Мортенсон поинтересовался, а получают ли подобные разрешения женщины, когда их мужья долго отсутствуют. «Конечно, нет», — удивился наивности американца Чангази и тут же предложил ему галету и чай.

Теперь, когда трос был заказан и ожидал доставки, Мортенсон нанял джип с водителем и отправился в Корфе. Всю дорогу по долине Шигар он ехал мимо яблоневых и абрикосовых садов. Воздух был настолько прозрачен, что ржаво-охристые семитысячники Каракорума казались совсем близкими: протяни руку — и коснешься. И дорога была вполне приличной, насколько может быть приличной заваленная камнями трасса, проложенная по краю огромной скалы.

ЖЕНАТЫЕ МУЖЧИНЫ МОГУТ ВСТУПАТЬ ВО ВРЕМЕННЫЙ БРАК, ЕСЛИ НАХОДЯТСЯ В ВЫНУЖДЕННОЙ РАЗЛУКЕ С ЖЕНАМИ: НА ОХОТЕ, НА ВОЙНЕ ИЛИ В ЭКСПЕДИЦИИ.

Но стоило свернуть в долину Бралду, сгустились тучи и накрыли джип. Пришел муссон, набравший силу в Индии. Когда Грег прибыл в Асколе, все в джипе промокло и покрылось слоем серой грязи.

На последней остановке у деревни Асколе Мортенсон вышел из машины. Дождь разошелся, и дорога стала совсем непроезжей. До Корфе нужно было добираться еще несколько часов, но водитель категорически отказался ехать в темноте. Грегу пришлось провести ночь на мешках с рисом в доме местного вождя, Хаджи Мехди. Непрестанно он отгонял крыс, которым тоже хотелось забраться туда, где суше.

Утром дождь усилился. Мортенсон решил идти из Асколе в Корфе пешком. К Асколе со времени своего восхождения на K2 он сохранил теплые чувства.
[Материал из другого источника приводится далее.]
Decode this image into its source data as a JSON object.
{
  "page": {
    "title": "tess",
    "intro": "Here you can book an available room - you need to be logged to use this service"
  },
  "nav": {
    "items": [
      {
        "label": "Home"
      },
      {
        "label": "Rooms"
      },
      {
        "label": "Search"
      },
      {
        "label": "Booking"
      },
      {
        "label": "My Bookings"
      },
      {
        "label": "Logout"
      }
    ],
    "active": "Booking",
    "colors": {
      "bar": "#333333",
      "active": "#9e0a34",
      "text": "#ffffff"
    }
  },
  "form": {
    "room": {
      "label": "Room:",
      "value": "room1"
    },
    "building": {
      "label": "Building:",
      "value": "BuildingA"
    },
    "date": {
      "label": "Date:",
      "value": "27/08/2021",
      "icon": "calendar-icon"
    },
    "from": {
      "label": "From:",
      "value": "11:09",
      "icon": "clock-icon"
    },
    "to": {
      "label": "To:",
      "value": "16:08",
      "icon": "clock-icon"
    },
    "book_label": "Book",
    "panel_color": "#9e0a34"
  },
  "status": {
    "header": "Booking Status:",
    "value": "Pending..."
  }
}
Для всех экспедиций, направлявшихся на северо-восток к леднику Балторо, это местечко было последней возможностью нанять носильщиков или купить припасы, о которых забыли в спешке. Естественно, что многие жители Асколе пользовались этим в своих интересах. Как в любом подобном месте, цены в деревне были заоблачными, но тут никто не торговался.
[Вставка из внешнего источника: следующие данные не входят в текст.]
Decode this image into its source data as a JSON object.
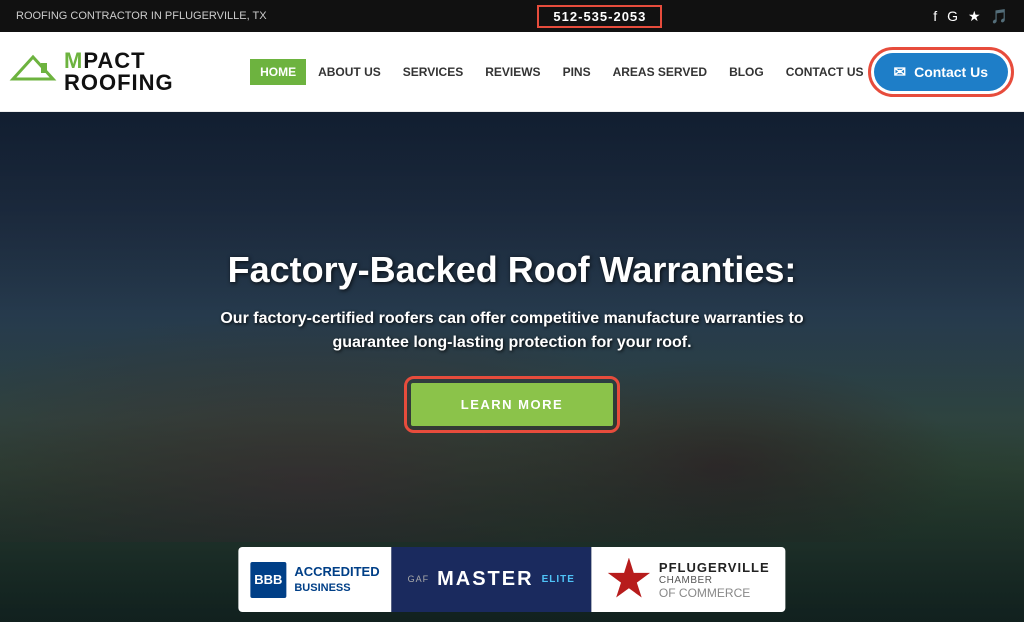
{
  "topbar": {
    "location_text": "ROOFING CONTRACTOR IN PFLUGERVILLE, TX",
    "phone": "512-535-2053",
    "social_icons": [
      "f",
      "G",
      "★",
      "♪"
    ]
  },
  "header": {
    "logo_prefix": "M",
    "logo_brand": "PACT ROOFING",
    "contact_btn_label": "Contact Us"
  },
  "nav": {
    "items": [
      {
        "label": "HOME",
        "active": true
      },
      {
        "label": "ABOUT US",
        "active": false
      },
      {
        "label": "SERVICES",
        "active": false
      },
      {
        "label": "REVIEWS",
        "active": false
      },
      {
        "label": "PINS",
        "active": false
      },
      {
        "label": "AREAS SERVED",
        "active": false
      },
      {
        "label": "BLOG",
        "active": false
      },
      {
        "label": "CONTACT US",
        "active": false
      }
    ]
  },
  "hero": {
    "title": "Factory-Backed Roof Warranties:",
    "subtitle": "Our factory-certified roofers can offer competitive manufacture warranties to guarantee long-lasting protection for your roof.",
    "cta_label": "LEARN MORE"
  },
  "badges": {
    "bbb": {
      "icon_text": "BBB",
      "line1": "ACCREDITED",
      "line2": "BUSINESS"
    },
    "gaf": {
      "eyebrow": "GAF",
      "title": "MASTER",
      "subtitle": "ELITE"
    },
    "chamber": {
      "city": "PFLUGERVILLE",
      "line2": "CHAMBER",
      "line3": "OF COMMERCE"
    }
  },
  "colors": {
    "green": "#6db33f",
    "blue": "#1e7ec8",
    "red": "#e74c3c",
    "dark": "#111111"
  }
}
Пробираясь по узкому, залитому водой переулку между двумя домами, Мортенсон почувствовал, как кто-то схватил его сзади за штаны. Повернулся и увидел грязного мальчишку, протягивавшего руку. Ребенок не знал английского, чтобы попросить у иностранца денег или карандаш, но жест говорил сам за себя. Мортенсон вытащил из рюкзака яблоко и протянул малышу. Тот схватил яблоко и убежал.

МОРТЕНСОН ПОЧУВСТВОВАЛ, КАК КТО-ТО СХВАТИЛ ЕГО СЗАДИ ЗА ШТАНЫ. ПОВЕРНУЛСЯ И УВИДЕЛ ГРЯЗНОГО МАЛЬЧИШКУ, ПРОТЯГИВАВШЕГО РУКУ.
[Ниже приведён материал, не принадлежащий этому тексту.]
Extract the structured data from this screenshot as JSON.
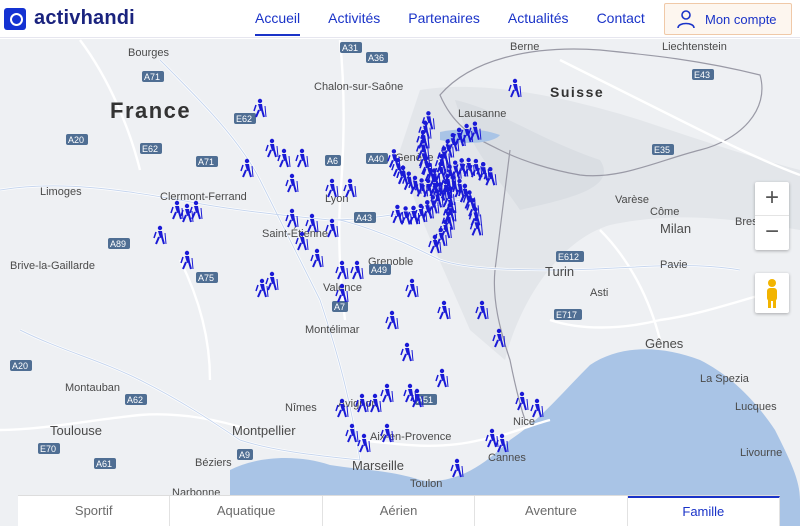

Двигаясь на север от Асколе, Мортенсону приходилось зажимать нос от невыносимого смрада. Десятки экспедиций, направлявшихся на Балторо, превратили это поле в промежуточный лагерь; вонь от отбросов и экскрементов стояла ужасающая.

Мортенсон вспомнил недавно прочитанную книгу Хелены Норберг-Ходж «Древнее будущее». Писательница провела 17 лет чуть южнее этих гор, в Ладакхе.34 Этот район очень похож на Балтистан, но отделен от Пакистана условной колониальной границей, проходящей по Гималаям. Норберг-Ходж изучала культуру региона и убедилась в том, что образ жизни обитателей Ладакха — а они живут большими семьями и в полной гармонии с природой, — делает этих людей более счастливыми, чем попытки «улучшить» условия существования с помощью достижений цивилизации.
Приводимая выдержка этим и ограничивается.